Linear model intercept has unexpectedly small variance

Hi, I’m seeking help understanding what’s happening with my model. I can’t share the specific data, but suppose you had synthetic data that was generated with y = cx + b, with some gaussian noise N(0, 0.25) added to each point. So it’s varying around a regression line with slope c. This is very much what my data resembles, and let’s suppose the true c=0.75 at the population level, and b=0. This is a multilevel model, but the groups are quite similar.

So I’m fitting a model in brms as follows:

priors <- c(prior(normal(0, 1), class=Intercept),
              prior(normal(0.75, 1), class=b),
              prior(normal(0, 1), class=sigma),
              prior(normal(0, 0.5), class=sd))

 brm_int_plus_slope <- brm(y ~ 1 + x + (1 + x|grouping), 
                            data=df_curr, family=gaussian(), prior=priors, 
                            warmup=500, iter=3000, chains=2, cores=2)
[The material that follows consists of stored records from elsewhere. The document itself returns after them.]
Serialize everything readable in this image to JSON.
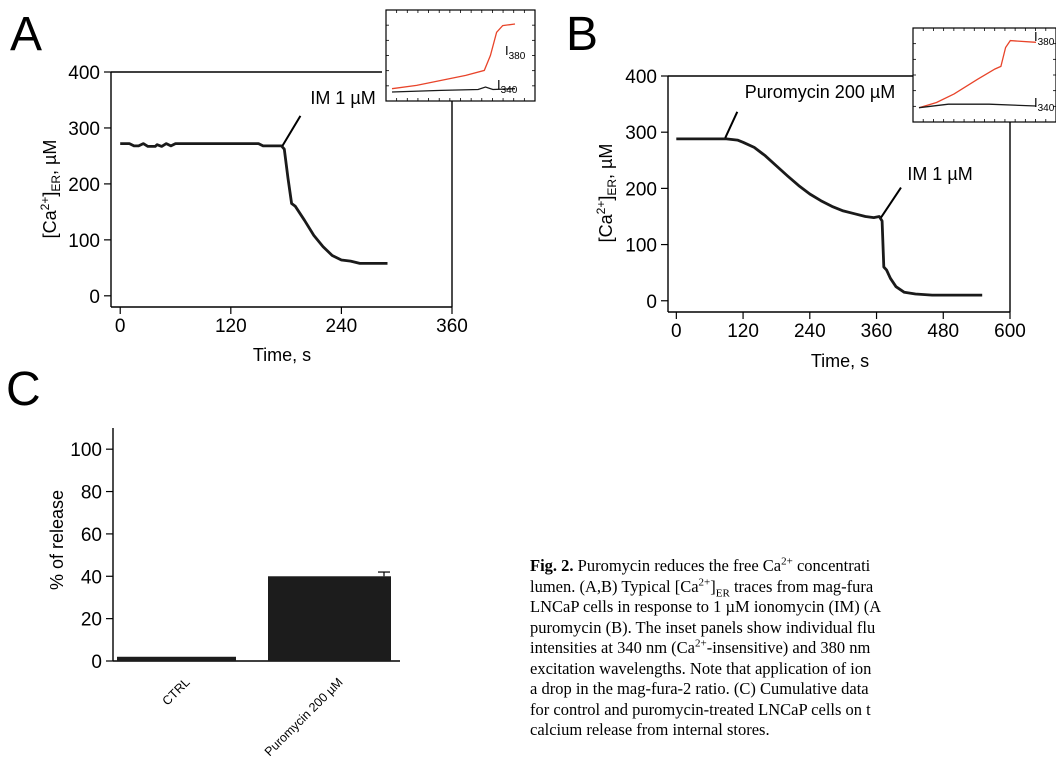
{
  "chart_data": [
    {
      "panel_label": "A",
      "type": "line",
      "xlabel": "Time, s",
      "ylabel_main": "[Ca",
      "ylabel_sup": "2+",
      "ylabel_close": "]",
      "ylabel_sub": "ER",
      "ylabel_unit": ", µM",
      "xlim": [
        -10,
        360
      ],
      "ylim": [
        -20,
        400
      ],
      "xticks": [
        0,
        120,
        240,
        360
      ],
      "yticks": [
        0,
        100,
        200,
        300,
        400
      ],
      "series": [
        {
          "color": "#1a1a1a",
          "points": [
            [
              0,
              272
            ],
            [
              10,
              272
            ],
            [
              15,
              268
            ],
            [
              20,
              268
            ],
            [
              25,
              272
            ],
            [
              30,
              267
            ],
            [
              38,
              267
            ],
            [
              40,
              270
            ],
            [
              45,
              267
            ],
            [
              50,
              272
            ],
            [
              55,
              268
            ],
            [
              60,
              272
            ],
            [
              100,
              272
            ],
            [
              150,
              272
            ],
            [
              155,
              268
            ],
            [
              175,
              268
            ],
            [
              178,
              262
            ],
            [
              182,
              210
            ],
            [
              186,
              165
            ],
            [
              190,
              160
            ],
            [
              200,
              135
            ],
            [
              210,
              108
            ],
            [
              220,
              88
            ],
            [
              230,
              72
            ],
            [
              240,
              64
            ],
            [
              250,
              62
            ],
            [
              260,
              58
            ],
            [
              270,
              58
            ],
            [
              280,
              58
            ],
            [
              290,
              58
            ]
          ]
        }
      ],
      "annotations": [
        {
          "text": "IM 1 µM",
          "at": [
            176,
            268
          ]
        }
      ],
      "inset": {
        "labels": [
          "I380",
          "I340"
        ],
        "series": [
          {
            "name": "I380",
            "color": "#e8442a",
            "points": [
              [
                0,
                0.1
              ],
              [
                20,
                0.14
              ],
              [
                40,
                0.2
              ],
              [
                60,
                0.26
              ],
              [
                75,
                0.32
              ],
              [
                80,
                0.5
              ],
              [
                85,
                0.78
              ],
              [
                90,
                0.86
              ],
              [
                100,
                0.88
              ]
            ]
          },
          {
            "name": "I340",
            "color": "#1a1a1a",
            "points": [
              [
                0,
                0.06
              ],
              [
                40,
                0.08
              ],
              [
                70,
                0.09
              ],
              [
                76,
                0.12
              ],
              [
                82,
                0.09
              ],
              [
                100,
                0.1
              ]
            ]
          }
        ]
      }
    },
    {
      "panel_label": "B",
      "type": "line",
      "xlabel": "Time, s",
      "ylabel_main": "[Ca",
      "ylabel_sup": "2+",
      "ylabel_close": "]",
      "ylabel_sub": "ER",
      "ylabel_unit": ", µM",
      "xlim": [
        -15,
        600
      ],
      "ylim": [
        -20,
        400
      ],
      "xticks": [
        0,
        120,
        240,
        360,
        480,
        600
      ],
      "yticks": [
        0,
        100,
        200,
        300,
        400
      ],
      "series": [
        {
          "color": "#1a1a1a",
          "points": [
            [
              0,
              288
            ],
            [
              60,
              288
            ],
            [
              90,
              288
            ],
            [
              110,
              286
            ],
            [
              120,
              282
            ],
            [
              140,
              273
            ],
            [
              160,
              258
            ],
            [
              180,
              240
            ],
            [
              200,
              222
            ],
            [
              220,
              205
            ],
            [
              240,
              190
            ],
            [
              260,
              178
            ],
            [
              280,
              168
            ],
            [
              300,
              160
            ],
            [
              320,
              155
            ],
            [
              340,
              150
            ],
            [
              355,
              148
            ],
            [
              365,
              150
            ],
            [
              370,
              142
            ],
            [
              373,
              60
            ],
            [
              378,
              55
            ],
            [
              385,
              40
            ],
            [
              395,
              25
            ],
            [
              410,
              15
            ],
            [
              430,
              12
            ],
            [
              460,
              10
            ],
            [
              500,
              10
            ],
            [
              550,
              10
            ]
          ]
        }
      ],
      "annotations": [
        {
          "text": "Puromycin 200 µM",
          "at": [
            88,
            290
          ]
        },
        {
          "text": "IM 1 µM",
          "at": [
            368,
            148
          ]
        }
      ],
      "inset": {
        "labels": [
          "I380",
          "I340"
        ],
        "series": [
          {
            "name": "I380",
            "color": "#e8442a",
            "points": [
              [
                0,
                0.12
              ],
              [
                15,
                0.18
              ],
              [
                30,
                0.28
              ],
              [
                50,
                0.45
              ],
              [
                65,
                0.57
              ],
              [
                70,
                0.6
              ],
              [
                74,
                0.82
              ],
              [
                78,
                0.9
              ],
              [
                100,
                0.88
              ]
            ]
          },
          {
            "name": "I340",
            "color": "#1a1a1a",
            "points": [
              [
                0,
                0.12
              ],
              [
                25,
                0.16
              ],
              [
                60,
                0.16
              ],
              [
                100,
                0.14
              ]
            ]
          }
        ]
      }
    },
    {
      "panel_label": "C",
      "type": "bar",
      "ylabel": "% of release",
      "ylim": [
        0,
        110
      ],
      "yticks": [
        0,
        20,
        40,
        60,
        80,
        100
      ],
      "categories": [
        "CTRL",
        "Puromycin 200 µM"
      ],
      "values": [
        2,
        40
      ],
      "errors": [
        0,
        2
      ],
      "bar_color": "#1c1c1c"
    }
  ],
  "caption": {
    "fig_label": "Fig. 2.",
    "lines": [
      " Puromycin reduces the free Ca<sup>2+</sup> concentrati",
      "lumen. (A,B) Typical [Ca<sup>2+</sup>]<sub>ER</sub> traces from mag-fura",
      "LNCaP cells in response to 1 µM ionomycin (IM) (A",
      "puromycin (B). The inset panels show individual flu",
      "intensities at 340 nm (Ca<sup>2+</sup>-insensitive) and 380 nm",
      "excitation wavelengths. Note that application of ion",
      "a drop in the mag-fura-2 ratio. (C) Cumulative data",
      "for control and puromycin-treated LNCaP cells on t",
      "calcium release from internal stores."
    ]
  }
}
The resulting model has a pretty good fit in terms of slope, but the intercept variances are far smaller than I would expect, on the order of +/- 0.01. This results in a very poor capture of the variance around the origin. I would have expected much larger estimated error in the intercept in order to capture this variation around the slope. Model checks looking at mixing, posterior predictive checks, lagged autocorrelation, all look good. Am I mis-specifying my model in some obvious way? Is there another way to specify the priors to allow the intercept to capture more of the variance? Any help would be much appreciated. Thanks.
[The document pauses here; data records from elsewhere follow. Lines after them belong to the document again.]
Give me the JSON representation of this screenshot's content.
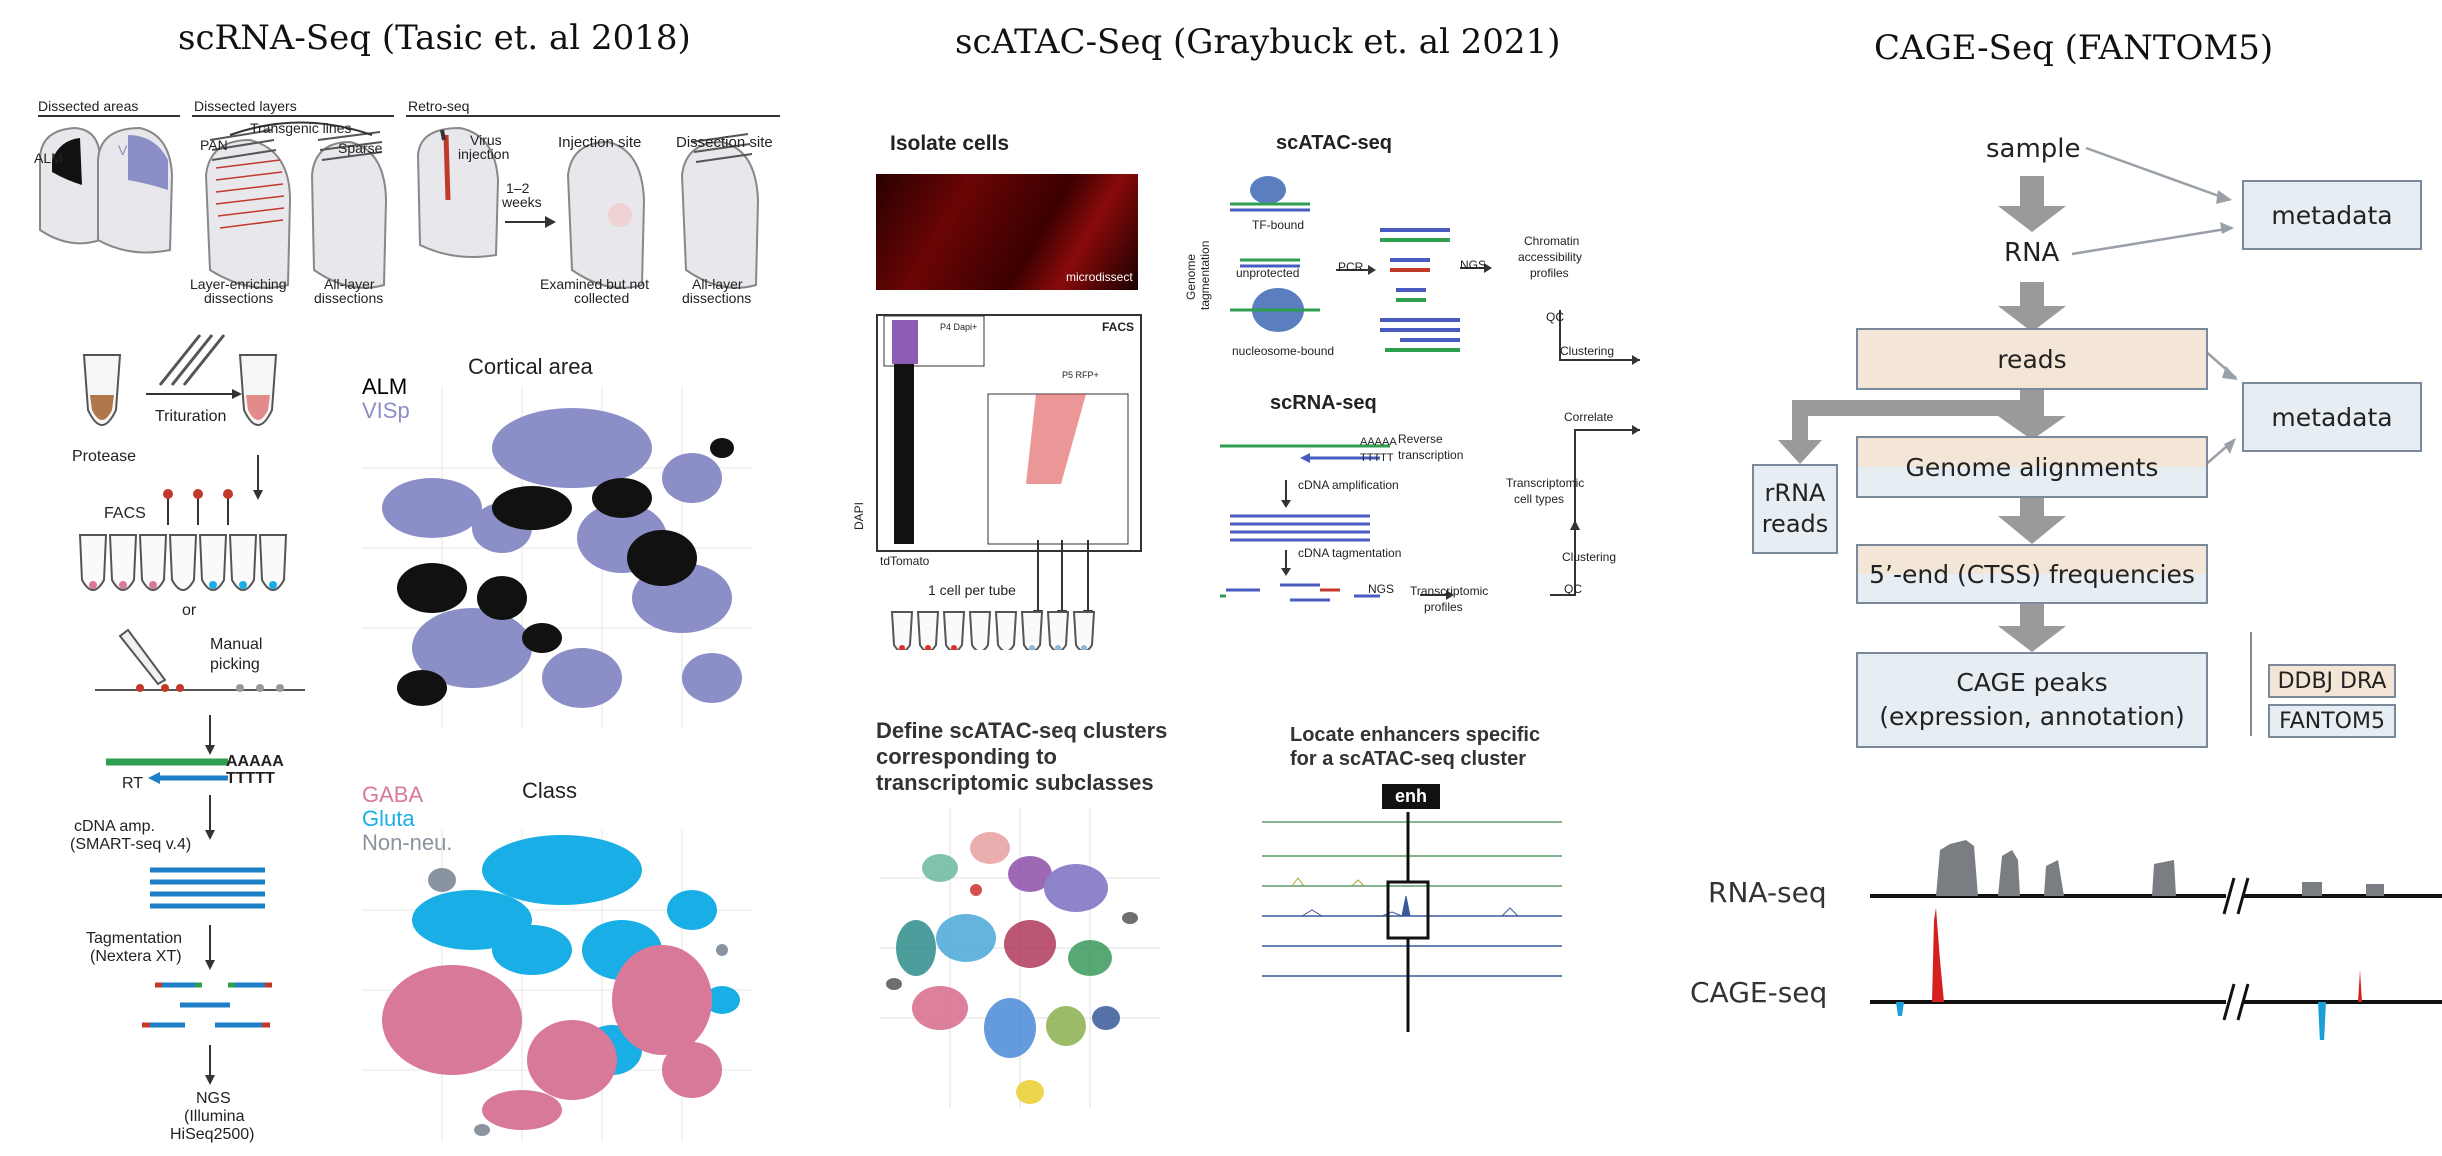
{
  "titles": {
    "left": "scRNA-Seq (Tasic et. al 2018)",
    "middle": "scATAC-Seq (Graybuck et. al 2021)",
    "right": "CAGE-Seq (FANTOM5)"
  },
  "scrna": {
    "headers": [
      "Dissected areas",
      "Dissected layers",
      "Retro-seq"
    ],
    "alm": "ALM",
    "visp": "VISp",
    "transgenic_lines": "Transgenic lines",
    "pan": "PAN",
    "sparse": "Sparse",
    "virus_injection_1": "Virus",
    "virus_injection_2": "injection",
    "weeks_1": "1–2",
    "weeks_2": "weeks",
    "injection_site": "Injection site",
    "dissection_site": "Dissection site",
    "layer_enriching_1": "Layer-enriching",
    "layer_enriching_2": "dissections",
    "all_layer_1": "All-layer",
    "all_layer_2": "dissections",
    "examined_1": "Examined but not",
    "examined_2": "collected",
    "all_layer_b_1": "All-layer",
    "all_layer_b_2": "dissections",
    "protease": "Protease",
    "trituration": "Trituration",
    "facs": "FACS",
    "or": "or",
    "manual_1": "Manual",
    "manual_2": "picking",
    "polya": "AAAAA",
    "polyt": "TTTTT",
    "rt": "RT",
    "cdna_1": "cDNA amp.",
    "cdna_2": "(SMART-seq v.4)",
    "tag_1": "Tagmentation",
    "tag_2": "(Nextera XT)",
    "ngs_1": "NGS",
    "ngs_2": "(Illumina",
    "ngs_3": "HiSeq2500)",
    "cortical_title": "Cortical area",
    "legend_alm": "ALM",
    "legend_visp": "VISp",
    "class_title": "Class",
    "legend_gaba": "GABA",
    "legend_gluta": "Gluta",
    "legend_nonneu": "Non-neu."
  },
  "scatac": {
    "isolate": "Isolate cells",
    "microdissect": "microdissect",
    "facs": "FACS",
    "p4": "P4 Dapi+",
    "p5": "P5 RFP+",
    "dapi": "DAPI",
    "tdtomato": "tdTomato",
    "one_cell": "1 cell per tube",
    "scatac_title": "scATAC-seq",
    "genome_tag_1": "Genome",
    "genome_tag_2": "tagmentation",
    "tf_bound": "TF-bound",
    "unprotected": "unprotected",
    "nucleosome": "nucleosome-bound",
    "pcr": "PCR",
    "ngs": "NGS",
    "chromatin_1": "Chromatin",
    "chromatin_2": "accessibility",
    "chromatin_3": "profiles",
    "qc": "QC",
    "clustering": "Clustering",
    "correlate": "Correlate",
    "scrna_title": "scRNA-seq",
    "polya": "AAAAA",
    "polyt": "TTTTT",
    "reverse_1": "Reverse",
    "reverse_2": "transcription",
    "cdna_amp": "cDNA amplification",
    "cdna_tag": "cDNA tagmentation",
    "ngs2": "NGS",
    "transcriptomic_1": "Transcriptomic",
    "transcriptomic_2": "profiles",
    "cell_types_1": "Transcriptomic",
    "cell_types_2": "cell types",
    "clustering2": "Clustering",
    "qc2": "QC",
    "define_1": "Define scATAC-seq clusters",
    "define_2": "corresponding to",
    "define_3": "transcriptomic subclasses",
    "locate_1": "Locate enhancers specific",
    "locate_2": "for a scATAC-seq cluster",
    "enh": "enh"
  },
  "cage": {
    "sample": "sample",
    "rna": "RNA",
    "metadata_1": "metadata",
    "metadata_2": "metadata",
    "reads": "reads",
    "genome_alignments": "Genome alignments",
    "rrna_1": "rRNA",
    "rrna_2": "reads",
    "ctss": "5’-end (CTSS) frequencies",
    "peaks_1": "CAGE peaks",
    "peaks_2": "(expression, annotation)",
    "ddbj": "DDBJ DRA",
    "fantom5": "FANTOM5",
    "rna_seq": "RNA-seq",
    "cage_seq": "CAGE-seq"
  },
  "colors": {
    "alm": "#000000",
    "visp": "#8c8fc7",
    "gaba": "#d9799a",
    "gluta": "#1aaee6",
    "nonneu": "#8a94a0",
    "box_beige": "#f3e6d6",
    "box_blue": "#e6eef3",
    "arrow_gray": "#9a9a9a"
  }
}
I think you may be confusing the posterior variance for the intercept and the posterior predictive uncertainty. Posterior predictive inference takes the form:

p(\tilde{y} \mid y) = \int p(\tilde{y} \mid \theta) \cdot p(\theta \mid y) \ \text{d}\theta.
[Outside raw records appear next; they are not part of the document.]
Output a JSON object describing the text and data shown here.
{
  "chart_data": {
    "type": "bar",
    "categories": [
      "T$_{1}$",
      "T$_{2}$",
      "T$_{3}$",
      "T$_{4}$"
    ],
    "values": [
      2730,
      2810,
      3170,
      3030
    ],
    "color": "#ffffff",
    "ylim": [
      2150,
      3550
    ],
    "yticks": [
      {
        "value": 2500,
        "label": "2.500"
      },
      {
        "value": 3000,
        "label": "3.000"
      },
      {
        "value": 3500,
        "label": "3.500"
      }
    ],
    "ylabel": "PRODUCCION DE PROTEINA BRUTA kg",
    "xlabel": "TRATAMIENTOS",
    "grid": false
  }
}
There are two sources of uncertainty here. The posterior p(\theta \mid y) gives you the estimation uncertainty—that’s the posterior for the parameters \theta given the observed data y. The second source of uncertainty is the sampling distribution for new data, p(\tilde{y} \mid \theta). Here, if we have a regression, then it’s \tilde{y_n} \sim \text{normal}(\alpha + \beta \cdot \tilde{x}_n, \sigma), where you get additional sampling variance from the \sigma.

In terms of sampling, if you want to sample \tilde{y}_n given \tilde{x}_n, you want to average over draws for \alpha, \beta, \sigma as follows:

\frac{1}{M} \sum_{m=1}^M \tilde{y}^{(m)},

where

\tilde{y}_n^{(m)} \sim \text{normal}(\alpha^{(m)} + \beta^{(m)} \cdot \tilde{x}_n, \sigma^{(m)})

is sampled using a random number generator and we sample the parameters from the posterior,

\alpha^{(m)}, \beta^{(m)}, \sigma^{(m)} \sim p(\alpha, \beta, \sigma \mid y).